Guess how many Americans are currently working as unpaid caregivers for someone with Alzheimer’s disease or another form of dementia?
The answer, says the Alzheimer’s Association, is 11 million. There are currently 6.5 million people suffering from – and dying from – dementia.
To put this in context, there are more unpaid dementia caregivers in the US than paid medical professionals, a total of 9.5 million, including doctors, nurses and medical technicians.
The number of unpaid dementia caregivers is greater than the total number of teachers in America (9.4 million). That is more than ten times the number of lawyers (830,000) and almost twenty times the number of hairdressers and barbers (620,000).
Dementia is the pandemic that rarely gets the headlines it deserves. The numbers are enormous and rising. The costs – emotional and financial – are crippling, once again posing a growing challenge to the US health care system and to Medicare and Medicaid, both of which are facing an emerging crisis.
So a recent pilot program from two American universities – the University of California, San Francisco and the University of Nebraska – is news, or should be.
By providing telephone and online team support, the program was able to achieve significantly better healthcare outcomes for both patients and their caregivers. And, perhaps just as importantly, it has reduced costs to the medical system.
We’re also talking about a lot of money. Over one year, the average Medicare cost for those in the program was $6,300 less than for those not in the program. This was due, for example, to fewer trips to hospital emergency rooms for patients and lower costs associated with treating caregivers for depression. The program itself cost less than $1,300 per beneficiary.
Multiply these numbers by millions and, as they like to say in Washington, you’re soon talking about real money.
The program also produced higher quality of life scores for people with dementia.
The program, called the Care Ecosystem, focused primarily on providing “telephone collaborative dementia care” to caregivers. This involved both proactive and responsive assistance from professional care coordinators, nurses, social workers and pharmacists.
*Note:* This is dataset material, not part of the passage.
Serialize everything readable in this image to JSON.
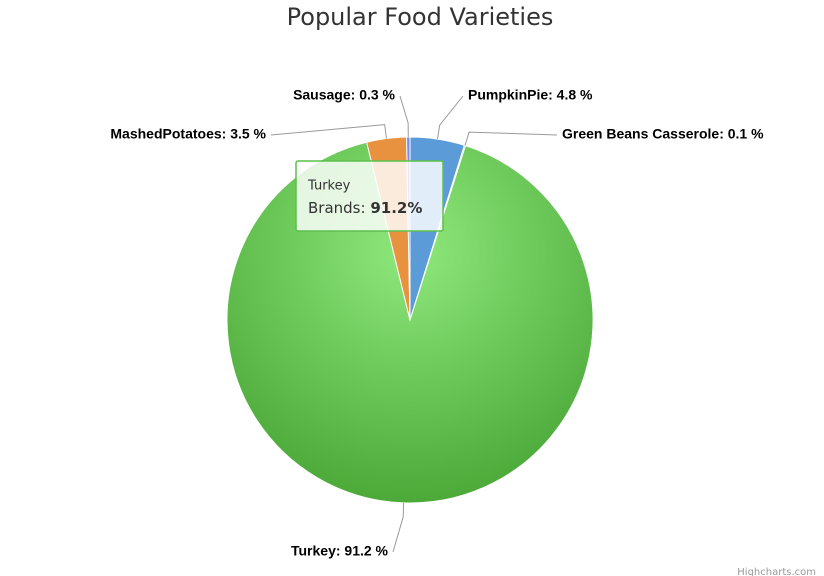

The approximately 500 pairs of dementia patients and informal caregivers who received the support were compared with a control group.
The results were published in the Journal of the American Medical Association.
As the researchers indicate, the results are comparable to, but even better than, those of similar projects.
The Biden administration is currently preparing a pilot program called Guiding an Enhanced Dementia Experience, or GUIDE, that will work along similar lines. It is planned to be commissioned in July next year and will last eight years.
It’s not news that the US is facing an “entitlement crisis,” meaning there are big holes in Social Security and Medicare bills. In the case of Social Security, there is no silver bullet: the program consists of money coming in and checks going out to beneficiaries, and there is no way to close the gap except by raising taxes or cutting benefits. But Medicare is different. The program currently spends $1 trillion, and that amount is expected to increase by 50% more than gross domestic product over the next fifteen years. But that money goes toward medical treatments, so if the health care system can deliver the same or better results for less money, that’s outright savings.
This pilot program has produced remarkable gains just by scratching the surface. Although you should never make predictions, especially about the future, you can take this to the bank. There’s going to be a bull market in medical efficiency, and it’s going to keep rolling.